Oliphant together with Craig Clements, assistant professor of meteorology at San Jose State, obtained CSU-MAPS with an $800,000 American Recovery and Reinvestment Act grant from the National Science Foundation. It will be used across the CSU system. In addition to research projects, it will be used in more than 20 classes at multiple campuses, including meteorology, oceanography, geography and engineering.

CSU-MAPS is believed to be the only mobile meteorological profiling system of its type in the CSU and the state of California. The system includes two remote sensing devices -- one to measure temperature and humidity, and another that emits laser pulses to measure 3-dimensional wind fields.
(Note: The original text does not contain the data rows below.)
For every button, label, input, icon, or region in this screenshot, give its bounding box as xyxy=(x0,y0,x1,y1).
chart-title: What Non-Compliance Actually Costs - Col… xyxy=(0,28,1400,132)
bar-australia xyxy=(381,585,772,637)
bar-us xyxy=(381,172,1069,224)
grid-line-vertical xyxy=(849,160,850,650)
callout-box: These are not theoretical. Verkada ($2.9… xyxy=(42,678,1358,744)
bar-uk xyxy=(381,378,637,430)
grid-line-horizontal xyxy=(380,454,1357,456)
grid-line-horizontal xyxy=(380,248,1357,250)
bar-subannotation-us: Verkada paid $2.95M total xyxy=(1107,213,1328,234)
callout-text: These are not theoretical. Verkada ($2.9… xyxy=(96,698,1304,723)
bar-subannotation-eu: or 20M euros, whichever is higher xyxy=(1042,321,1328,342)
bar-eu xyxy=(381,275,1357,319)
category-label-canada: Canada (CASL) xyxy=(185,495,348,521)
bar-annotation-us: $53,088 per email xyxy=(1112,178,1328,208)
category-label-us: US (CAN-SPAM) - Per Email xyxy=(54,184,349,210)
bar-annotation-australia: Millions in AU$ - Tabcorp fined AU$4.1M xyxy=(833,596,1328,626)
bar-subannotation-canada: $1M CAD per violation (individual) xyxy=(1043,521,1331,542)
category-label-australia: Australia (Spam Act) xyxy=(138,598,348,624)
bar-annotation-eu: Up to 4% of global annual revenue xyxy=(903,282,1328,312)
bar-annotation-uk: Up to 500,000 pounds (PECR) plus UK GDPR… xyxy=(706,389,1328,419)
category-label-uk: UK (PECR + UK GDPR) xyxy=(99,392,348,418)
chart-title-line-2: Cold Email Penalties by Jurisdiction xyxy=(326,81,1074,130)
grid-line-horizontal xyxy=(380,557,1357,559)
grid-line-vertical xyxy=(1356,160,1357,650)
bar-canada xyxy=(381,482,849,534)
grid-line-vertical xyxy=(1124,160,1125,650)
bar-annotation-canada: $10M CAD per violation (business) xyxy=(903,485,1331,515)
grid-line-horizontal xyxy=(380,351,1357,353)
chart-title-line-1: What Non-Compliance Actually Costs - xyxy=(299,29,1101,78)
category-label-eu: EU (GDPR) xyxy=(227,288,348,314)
Oliphant will use the new facility to measure how expanding cities and changing land use affects weather, pollution and climate change. "When we build cities and change land use, we alter the micro-scale dynamics of the atmosphere," said Oliphant. He will use the instrumentation to compare microclimates in San Francisco neighborhoods to improve urban planning and design. For example, with a better understanding of microclimates, city planners could increase the amount of park land and vegetation space, which naturally cools down hot neighborhoods and absorbs air pollutants.

Clements will use the new system to study how the atmosphere surrounding a wildfire influences the behavior of the fire and how the fire affects the local atmosphere. "These measurements will be used to develop and test fire behavior models, ultimately leading to improved wildfire prediction and increased firefighter and community safety," Clements said.